第13章 八十八橋の呪詛
前を行くなずなの背中がだんだんと小さくなるのを見ながら、虎杖は並走する野薔薇に呼びかけた。
「釘崎、もっとスピード出せるか!?」
「無理!」
野薔薇も必死に足を動かしているが、足元が悪い。石だらけの川岸ではこれ以上早く走れない。

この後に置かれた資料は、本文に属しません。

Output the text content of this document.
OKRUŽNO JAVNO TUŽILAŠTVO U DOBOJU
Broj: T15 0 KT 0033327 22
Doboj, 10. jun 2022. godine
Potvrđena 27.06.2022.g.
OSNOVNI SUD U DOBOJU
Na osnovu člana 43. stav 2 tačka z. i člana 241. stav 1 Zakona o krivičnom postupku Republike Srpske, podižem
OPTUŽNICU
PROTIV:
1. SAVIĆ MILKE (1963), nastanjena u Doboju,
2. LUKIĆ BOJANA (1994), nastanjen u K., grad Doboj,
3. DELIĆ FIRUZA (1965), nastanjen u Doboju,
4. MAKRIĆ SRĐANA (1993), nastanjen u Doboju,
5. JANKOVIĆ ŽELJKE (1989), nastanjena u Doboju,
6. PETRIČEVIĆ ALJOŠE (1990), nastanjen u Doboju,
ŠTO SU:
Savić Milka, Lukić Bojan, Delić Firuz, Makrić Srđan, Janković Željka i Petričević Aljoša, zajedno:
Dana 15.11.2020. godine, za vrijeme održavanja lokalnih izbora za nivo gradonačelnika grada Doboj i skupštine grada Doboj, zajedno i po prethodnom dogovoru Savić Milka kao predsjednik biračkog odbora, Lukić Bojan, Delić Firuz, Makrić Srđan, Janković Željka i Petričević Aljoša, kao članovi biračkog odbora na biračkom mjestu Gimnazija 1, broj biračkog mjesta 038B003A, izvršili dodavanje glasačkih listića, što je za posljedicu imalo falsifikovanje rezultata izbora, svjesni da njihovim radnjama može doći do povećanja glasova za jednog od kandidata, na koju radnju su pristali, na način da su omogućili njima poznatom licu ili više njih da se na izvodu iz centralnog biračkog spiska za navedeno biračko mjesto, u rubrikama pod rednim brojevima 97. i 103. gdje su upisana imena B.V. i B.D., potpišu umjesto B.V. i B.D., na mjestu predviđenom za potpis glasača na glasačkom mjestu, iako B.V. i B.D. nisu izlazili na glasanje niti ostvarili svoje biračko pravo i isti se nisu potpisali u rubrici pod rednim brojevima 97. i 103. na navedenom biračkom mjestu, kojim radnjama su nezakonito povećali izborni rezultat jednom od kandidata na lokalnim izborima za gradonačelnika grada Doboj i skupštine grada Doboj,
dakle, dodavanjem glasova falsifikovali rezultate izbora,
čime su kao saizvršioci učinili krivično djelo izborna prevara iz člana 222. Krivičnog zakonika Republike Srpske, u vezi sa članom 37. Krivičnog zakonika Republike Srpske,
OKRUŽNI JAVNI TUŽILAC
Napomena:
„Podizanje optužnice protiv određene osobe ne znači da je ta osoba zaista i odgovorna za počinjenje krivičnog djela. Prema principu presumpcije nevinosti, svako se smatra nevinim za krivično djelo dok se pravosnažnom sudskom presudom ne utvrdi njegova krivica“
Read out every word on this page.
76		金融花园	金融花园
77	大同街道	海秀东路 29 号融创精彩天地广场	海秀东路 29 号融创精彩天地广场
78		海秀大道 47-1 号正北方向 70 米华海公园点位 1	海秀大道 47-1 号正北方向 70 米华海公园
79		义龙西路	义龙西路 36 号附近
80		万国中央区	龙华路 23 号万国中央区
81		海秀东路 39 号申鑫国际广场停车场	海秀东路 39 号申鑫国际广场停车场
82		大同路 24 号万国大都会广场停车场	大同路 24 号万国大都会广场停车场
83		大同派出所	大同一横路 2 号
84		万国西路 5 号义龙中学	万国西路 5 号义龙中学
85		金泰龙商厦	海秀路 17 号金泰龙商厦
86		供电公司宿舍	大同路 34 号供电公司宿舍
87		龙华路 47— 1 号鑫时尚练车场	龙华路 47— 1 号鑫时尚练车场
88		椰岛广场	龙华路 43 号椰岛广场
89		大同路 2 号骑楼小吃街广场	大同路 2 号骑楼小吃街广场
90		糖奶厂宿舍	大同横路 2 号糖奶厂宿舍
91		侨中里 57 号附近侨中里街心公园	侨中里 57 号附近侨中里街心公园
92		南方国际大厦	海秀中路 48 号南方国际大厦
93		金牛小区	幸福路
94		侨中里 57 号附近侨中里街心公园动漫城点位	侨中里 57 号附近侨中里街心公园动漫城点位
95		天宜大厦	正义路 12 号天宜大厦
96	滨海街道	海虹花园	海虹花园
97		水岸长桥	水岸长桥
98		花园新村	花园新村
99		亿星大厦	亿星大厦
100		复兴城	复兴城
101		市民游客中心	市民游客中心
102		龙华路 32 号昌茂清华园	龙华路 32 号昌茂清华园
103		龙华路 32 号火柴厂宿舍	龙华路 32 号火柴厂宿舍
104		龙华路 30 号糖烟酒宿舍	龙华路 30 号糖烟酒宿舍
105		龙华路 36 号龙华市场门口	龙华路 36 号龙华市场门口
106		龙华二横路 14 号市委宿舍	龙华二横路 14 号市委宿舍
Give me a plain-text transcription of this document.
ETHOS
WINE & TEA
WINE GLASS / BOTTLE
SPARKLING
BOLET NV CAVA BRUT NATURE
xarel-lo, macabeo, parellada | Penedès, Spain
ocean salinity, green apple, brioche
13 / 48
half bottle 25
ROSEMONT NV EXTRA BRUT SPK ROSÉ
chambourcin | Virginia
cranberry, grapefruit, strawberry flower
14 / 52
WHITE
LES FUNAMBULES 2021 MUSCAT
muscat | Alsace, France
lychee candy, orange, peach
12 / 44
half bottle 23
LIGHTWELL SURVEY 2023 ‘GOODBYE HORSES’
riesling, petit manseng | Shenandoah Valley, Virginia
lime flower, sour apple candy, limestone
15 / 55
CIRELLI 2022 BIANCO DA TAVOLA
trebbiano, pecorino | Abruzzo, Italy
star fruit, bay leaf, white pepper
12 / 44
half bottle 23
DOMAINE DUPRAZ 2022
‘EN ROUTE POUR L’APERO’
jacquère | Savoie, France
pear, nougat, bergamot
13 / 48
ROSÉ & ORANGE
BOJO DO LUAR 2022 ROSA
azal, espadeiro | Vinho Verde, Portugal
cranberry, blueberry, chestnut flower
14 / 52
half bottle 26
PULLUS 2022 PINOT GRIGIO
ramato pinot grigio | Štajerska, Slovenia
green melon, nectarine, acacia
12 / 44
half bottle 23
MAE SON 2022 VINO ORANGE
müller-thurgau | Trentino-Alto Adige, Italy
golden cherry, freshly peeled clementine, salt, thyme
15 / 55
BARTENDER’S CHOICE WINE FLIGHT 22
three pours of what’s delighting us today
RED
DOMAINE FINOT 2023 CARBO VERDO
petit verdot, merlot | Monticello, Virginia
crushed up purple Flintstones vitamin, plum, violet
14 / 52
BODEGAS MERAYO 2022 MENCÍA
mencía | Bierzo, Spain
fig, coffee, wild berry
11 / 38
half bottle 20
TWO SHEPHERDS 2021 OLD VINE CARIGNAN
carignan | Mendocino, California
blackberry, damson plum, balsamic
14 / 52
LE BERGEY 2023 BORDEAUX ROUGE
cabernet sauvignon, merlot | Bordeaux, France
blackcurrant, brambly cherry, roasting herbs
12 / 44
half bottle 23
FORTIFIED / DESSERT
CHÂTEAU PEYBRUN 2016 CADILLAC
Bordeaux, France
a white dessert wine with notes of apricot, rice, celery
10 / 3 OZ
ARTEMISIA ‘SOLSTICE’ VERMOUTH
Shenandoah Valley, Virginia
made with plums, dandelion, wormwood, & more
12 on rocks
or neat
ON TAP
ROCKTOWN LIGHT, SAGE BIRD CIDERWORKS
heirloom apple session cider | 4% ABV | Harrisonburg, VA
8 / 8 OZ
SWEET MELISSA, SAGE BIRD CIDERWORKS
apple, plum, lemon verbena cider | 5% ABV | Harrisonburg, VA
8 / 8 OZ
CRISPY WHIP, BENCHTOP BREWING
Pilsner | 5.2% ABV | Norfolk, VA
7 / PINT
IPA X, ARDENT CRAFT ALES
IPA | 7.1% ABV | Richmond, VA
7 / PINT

逃げる野薔薇よりも壊相の血の方が速く、彼女の頭部目がけて迫り来る。
まずいと思った瞬間、石に足を取られて転んでしまった。
辛くも血からは逃れたが、立ち上がる前に追撃が迫ってくる。
ヤバッ……!
そう思った瞬間にふわりと身体が浮いた。
虎杖が野薔薇を抱え、間一髪で壊相の追撃を躱す。
野薔薇も抱えられた方が早く逃げられると判断して虎杖に掴まった。
「背中は任せろ」
「頼んだ」
虎杖が地面を力強く蹴り出し、凄まじいスピードで走り始める。
人間離れした速度に野薔薇が驚愕するのもそこそこにどんどん壊相は遠ざかっていく。
虎杖に抱えられて逃げる中、野薔薇は周囲に目を走らせた。
「ねぇ、なずなは!?」
こんな時に、こんなところで迷子なんて洒落にならない。
だが、焦る野薔薇に対して虎杖は冷静だった。
「さっき弟の方追っかけてった。たぶん大丈夫だ!」
敵の呪術―翅王はこちらに集中しているし、弟の方は口からしか血を吐かない。
それに障害物の多い林の中だ。もし血を吐かれても、なずなだけで十分避けられる。